I can’t say too much now, but over the last year we’ve been filming a documentary about how the expressive capabilities of the voice have expanded. It’s incredible that in a tool as old as humanity itself, there is still space to innovate.

 

  1. Tell us a bit more about your exploration into the combination of man and machine. How do you see the future of technology being used in conjunction with the human voice?

 

Some of my recent work with the music and programming outfit Dadabots has used machine learning and style transfer to generate an A.I version of myself. It speaks and beatboxes using my identity but goes a little beyond by speaking phrases and making patterns I never have. It blurs the lines between being a tool and a collaborator.
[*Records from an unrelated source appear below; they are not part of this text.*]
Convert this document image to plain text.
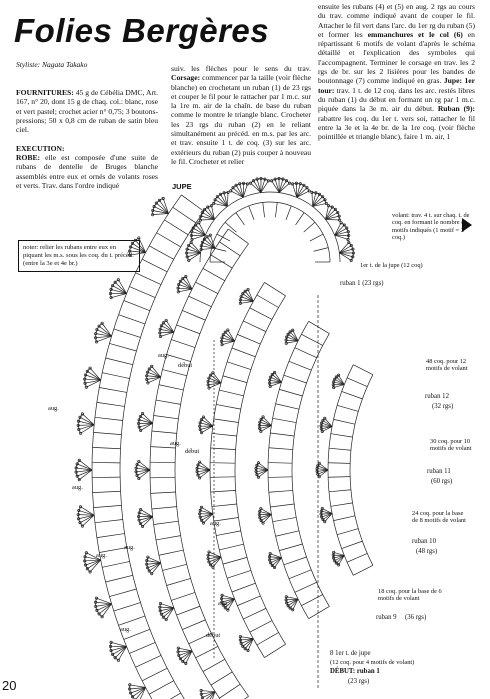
Folies Bergères
Styliste: Nagata Takako
FOURNITURES: 45 g de Cébélia DMC, Art. 167, n° 20, dont 15 g de chaq. col.: blanc, rose et vert pastel; crochet acier n° 0,75; 3 boutons-pressions; 50 x 0,8 cm de ruban de satin bleu ciel.

EXECUTION:
ROBE: elle est composée d'une suite de rubans de dentelle de Bruges blanche assemblés entre eux et ornés de volants roses et verts. Trav. dans l'ordre indiqué
suiv. les flèches pour le sens du trav. Corsage: commencer par la taille (voir flèche blanche) en crochetant un ruban (1) de 23 rgs et couper le fil pour le rattacher par 1 m.c. sur la 1re m. air de la chaîn. de base du ruban comme le montre le triangle blanc. Crocheter les 23 rgs du ruban (2) en le reliant simultanément au précéd. en m.s. par les arc. et trav. ensuite 1 t. de coq. (3) sur les arc. extérieurs du ruban (2) puis couper à nouveau le fil. Crocheter et relier
ensuite les rubans (4) et (5) en aug. 2 rgs au cours du trav. comme indiqué avant de couper le fil. Attacher le fil vert dans l'arc. du 1er rg du ruban (5) et former les emmanchures et le col (6) en répartissant 6 motifs de volant d'après le schéma détaillé et l'explication des symboles qui l'accompagnent. Terminer le corsage en trav. les 2 rgs de br. sur les 2 lisières pour les bandes de boutonnage (7) comme indiqué en gras. Jupe: 1er tour: trav. 1 t. de 12 coq. dans les arc. restés libres du ruban (1) du début en formant un rg par 1 m.c. piquée dans la 3e m. air du début. Ruban (9): rabattre les coq. du 1er t. vers soi, rattacher le fil entre la 3e et la 4e br. de la 1re coq. (voir flèche pointillée et triangle blanc), faire 1 m. air, 1
noter: relier les rubans entre eux en piquant les m.s. sous les coq. du t. précéd. (entre la 3e et 4e br.)
JUPE
volant: trav. 4 t. sur chaq. t. de coq. en formant le nombre de motifs indiqués (1 motif = 3 coq.)
1er t. de la jupe (12 coq)
ruban 1 (23 rgs)
48 coq. pour 12 motifs de volant
ruban 12
(32 rgs)
30 coq. pour 10 motifs de volant
ruban 11
(60 rgs)
24 coq. pour la base de 8 motifs de volant
ruban 10
(48 rgs)
18 coq. pour la base de 6 motifs de volant
ruban 9 (36 rgs)
8 1er t. de jupe
(12 coq. pour 4 motifs de volant)
DÉBUT: ruban 1
(23 rgs)
aug.
aug.
début
aug.
aug.
début
aug.
aug.
aug.
aug.
aug.
début
20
It’s quite strange that I have spent over ten-thousand hours trying to make my voice sound like a machine, and now a machine is trying to sound like me, mimicking my voice. I find that juxtaposition rather beautiful.

Although the term A.I. is misused regularly, it’s been a cornerstone for the most celebrated science fiction narratives. Now life is imitating art, it’s time to explore grounded and un-sensationalised uses of A.I. and art. It’s far enough along now we no longer have to embellish.

The challenge of A.I. outthinking human beings strategically has largely been conquered. But the challenge of using A.I and its capabilities to create new echelons of artwork is still to be uncovered. I often wonder what the first machine created masterpiece will be.

Most importantly, this conversation kicks up fear, excitement and heated conversations on what it means to be human. These elements make for exciting art.

 

  1. Alongside artists such as Marcel Duchamp, you are interested in playing chess as a game and as a mental process. What is it about chess that inspires and energises you?

 

I grew up in East London. During the week I was very happy being challenged by what my local area threw at me, pushing my music and making me a stronger individual all round. But on the weekends, I was playing chess tournaments.

Chess taught me not only the power of a clear idea, it showed that you can only ever rely on yourself to manifest your vision. On the board there are no irrational variables or predetermined advantages. The board is a pure and true place.

I’m sure I owe chess my ability to compose and create in my head. I can pre-plan, rehearse and write anywhere at any time. As with many others before me, it was Marcel Duchamp’s love of chess that opened my mind up to the idea of concept in art. I felt a deep connection with the beauty of ideas, and from my experience of chess I also knew how much attitude, tactics, and strategy impact the outcome of your daily life.

I owe much to Duchamp, but I owe more to chess.

 

  1. The writer Hans Christian Anderson once said that, “Where words fail, music speaks”. In your experience as a performer and communicator, to what extent can music transcend language as a tool for communication?

Voice predates language. So does music, if we agree that music is the abstract use of sound to portray emotion. A scream, laughter and crying are all music. Speech and language have profoundly impacted the development of humankind, but speech without the music of voice has a lesser potency. Music of voice is the tool used to give empathetic meaning to words. Whether it’s the spoken word or the voice in your mind’s ear when reading, it’s a much older and more universally abundant expression, and that reach extends to other living things. It’s hard to say where music ends and speech begins but it will be forever exciting exploring the limits of that spectrum in the name of art and thought.

I’ll end with one of favourite quotes that was said to me by my collaborator and friend Professor Sophie Scott at UCL, and you are welcome to make of it what you want:

“Laughter is the closest space between two people”

I’m not going to explain it, but instead suggest you think about your voice beyond words and how it connects you with others and, more importantly, to yourself.